Maria Fernanda Pinheiro disse...

Não sabia do livro nem do autor, mas a resenha já me fez colocar como desejado, ao saber que logo no inicio o livro já deixa o leitor curioso para as próximas páginas. Pelo enredo percebo que o foco é no passado, procurando a explicação dos amigos. O fato é que mesmo sem ter lido o livro acho que o final aberto me agradaria, pois alem da curiosidade sabemos que o protagonista encarou o passado

Tony Lucas disse...

Oi, Mari! Tudo bem? Eu já tinha lido uma resenha bem positiva para esse livro no "Leitor Antissocial" e ficado bem interessado em lê-lo. Com a sua, eu só confirmei a ideia de que preciso lê-lo o mais rápido possível. Ah, isso do final me lembrou bastante "Perdão, Leonard Peacock" (único livro com final em aberto que gosto)... Adorei a resenha! :)

Abraço

https://tonylucasblog.blogspot.com.br/

DESBRAVADORES DE LIVROS disse...

Olá, Mari.
Tenho curiosidade sobre a escrita do autor. Então, acho que esse é uma boa opção para começar.
Essa sucessão de mistérios me agrada, pois deixa a obra mais atraente. O passado estar presente também é um bom elemento, chamativo, que prende. Eu gosto, ao menos.
Só por esses dois, já leria a obra.
Excelente dica.

Desbravador de Mundos - Participe do top comentarista de agosto.
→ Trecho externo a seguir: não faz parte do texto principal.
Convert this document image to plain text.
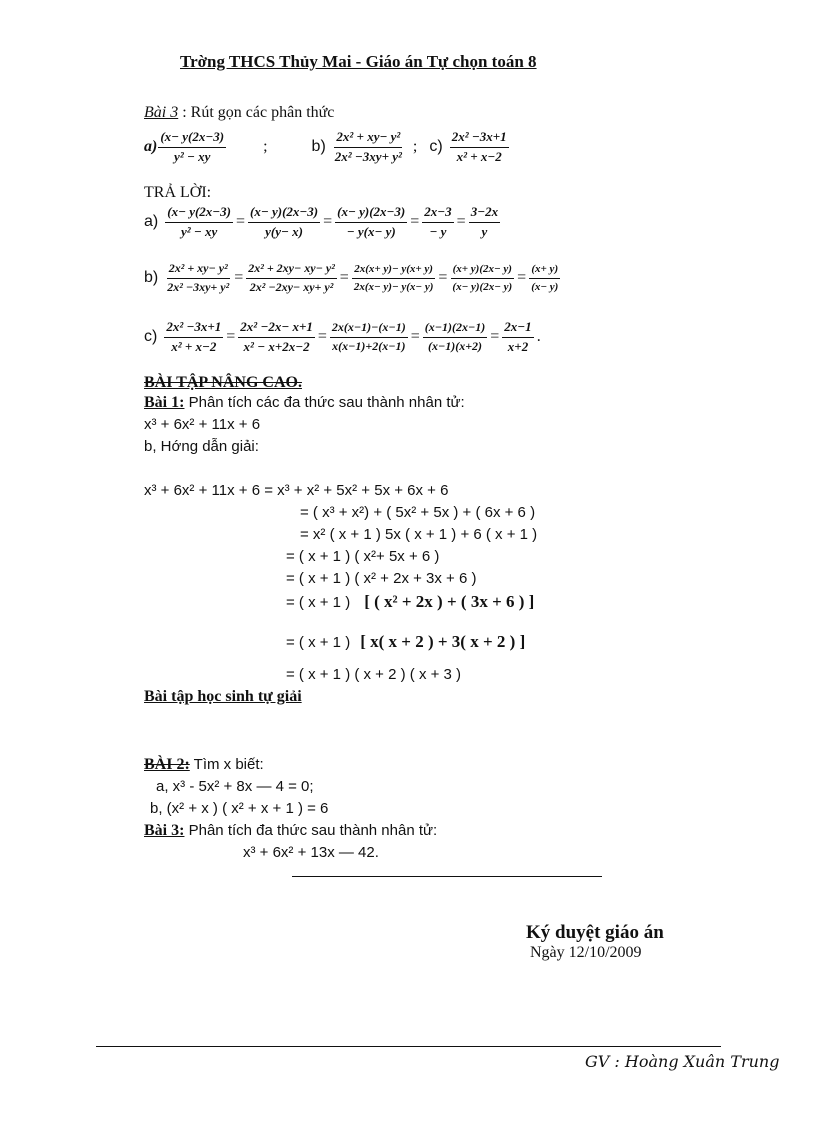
Trờng THCS Thủy Mai - Giáo án Tự chọn toán 8
Bài 3 : Rút gọn các phân thức
$a) \frac{(x- y(2x-3)}{\text{y² − xy}}$ ;	$b) \frac{\text{2x² + xy− y²}}{\text{2x² −3xy+ y²}}$ ; $c) \frac{\text{2x² −3x+1}}{\text{x² + x−2}}$
TRẢ LỜI:
$a) \frac{(x- y(2x-3)}{\text{y² − xy}} = \frac{(x- y)(2x-3)}{y(y- x)} = \frac{(x- y)(2x-3)}{- y(x- y)} = \frac{2x-3}{- y} = \frac{3-2x}{y}$
$b) \frac{\text{2x² + xy− y²}}{\text{2x² −3xy+ y²}} = \frac{\text{2x² + 2xy− xy− y²}}{\text{2x² −2xy− xy+ y²}} = \frac{2x(x+ y)- y(x+ y)}{2x(x- y)- y(x- y)} = \frac{(x+ y)(2x- y)}{(x- y)(2x- y)} = \frac{(x+ y)}{(x- y)}$
$c) \frac{\text{2x² −3x+1}}{\text{x² + x−2}} = \frac{\text{2x² −2x− x+1}}{\text{x² − x+2x−2}} = \frac{2x(x-1)-(x-1)}{x(x-1)+2(x-1)} = \frac{(x-1)(2x-1)}{(x-1)(x+2)} = \frac{2x-1}{x+2}$ .
BÀI TẬP NÂNG CAO.
Bài 1: Phân tích các đa thức sau thành nhân tử:
x³ + 6x² + 11x + 6
b, Hớng dẫn giải:
x³ + 6x² + 11x + 6 = x³ + x² + 5x² + 5x + 6x + 6
= ( x³ + x²) + ( 5x² + 5x ) + ( 6x + 6 )
= x² ( x + 1 ) 5x ( x + 1 ) + 6 ( x + 1 )
= ( x + 1 ) ( x²+ 5x + 6 )
= ( x + 1 ) ( x² + 2x + 3x + 6 )
= ( x + 1 ) [ ( x² + 2x ) + ( 3x + 6 ) ]
= ( x + 1 ) [ x( x + 2 ) + 3( x + 2 ) ]
= ( x + 1 ) ( x + 2 ) ( x + 3 )
Bài tập học sinh tự giải
BÀI 2: Tìm x biết:
a, x³ - 5x² + 8x — 4 = 0;
b, (x² + x ) ( x² + x + 1 ) = 6
Bài 3: Phân tích đa thức sau thành nhân tử:
x³ + 6x² + 13x — 42.
Ký duyệt giáo án
Ngày 12/10/2009
GV : Hoàng Xuân Trung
Serão dois vencedores e um deles levará um vale compras!

Anônimo disse...

Oi, Mari!

Eu também sempre ouvi falar bem do autor, mas não tinha muita curiosidade em ler seus romances. Gostei bastante da resenha e confesso que despertou um interesse em ler algum livro dele. O que mais chamou minha atenção foi o fato de um mistério ser substituído por outro, além de todo o simbolismo presente na obra... Enfim, parece ser uma ótima leitura.

Beijocas.
http://artesaliteraria.blogspot.com.br

Andrea Barbosa disse...

Oi tudo bem..
Nunca tinha lido nada sobre o autor e realmente parece que esse livro é um bom começo para conhece-lo,adorei a proposta do livro de nao ter nem mocinhos e nem viloes,todos temos um pouco de cada um em nós,e o fato de fazer com o personagem nao viva no passado mas no que o futuro lhe reserva.. muito boa a resenha e adorei a capa que faz jus ao conteudo do livro..
Um abraço e muito sucesso :)

Ana I. J. Mercury disse...

Que lindo!!
Nunca tinha ouvido falar do autor nem de suas obras, mas adorei a resenha, deu pra perceber que é um livro bem escrito, cativante e reflexivo.
Com um toque dramático profundo, se ser chato ou denso de ler.
Fiquei curiosa, e já está anotado aqui!
bjss

Anônimo disse...

[spoiler alert]
Esse é o segundo livro do Murakami que eu leio, depois de 1Q84 (ainda não li o 2 e o 3). Mesmo assim, acho que já compreendi a "sacada" dele, e o admiro muito, bem como ocorreu nessa resenha.
Eu gostei muito do livro, mas sinceramente não me contentei com o final. Eu sei que é meio absurdo, mas eu realmente esperava que alguma revelação bombástica acontecesse em relação ao assassinato da Branca, como (sim, eu estava concretizando MUITO essa ideia) a hipótese de que foi Haida quem a matou. Não achei muito conveniente ele não ter sido citado mais nenhuma vez durante o presente de todo o livro, como se Haida realmente tivesse pertencido somente aquela parte da história e não tivesse deixado nada demais na memória ou emoção de Tsukuru (sendo que, naquele momento em que eles estavam juntos, ele muito o marcou emocionalmente!). Por causa dos sonhos eu atribuí a ele um significado grande e misterioso, esperando que a revelação aparecesse em algum momento, e, como não aconteceu, isso deixou a desejar para mim.
Bem, talvez eu "superestimei" a história nesse quesito; talvez Murakami quisesse que nós pensemos, mesmo, sobre isso, ou simplesmente nos conformemos com os ocorridos na vida do protagonista, assim como ele se conformou com a perda do grupo por 16 anos.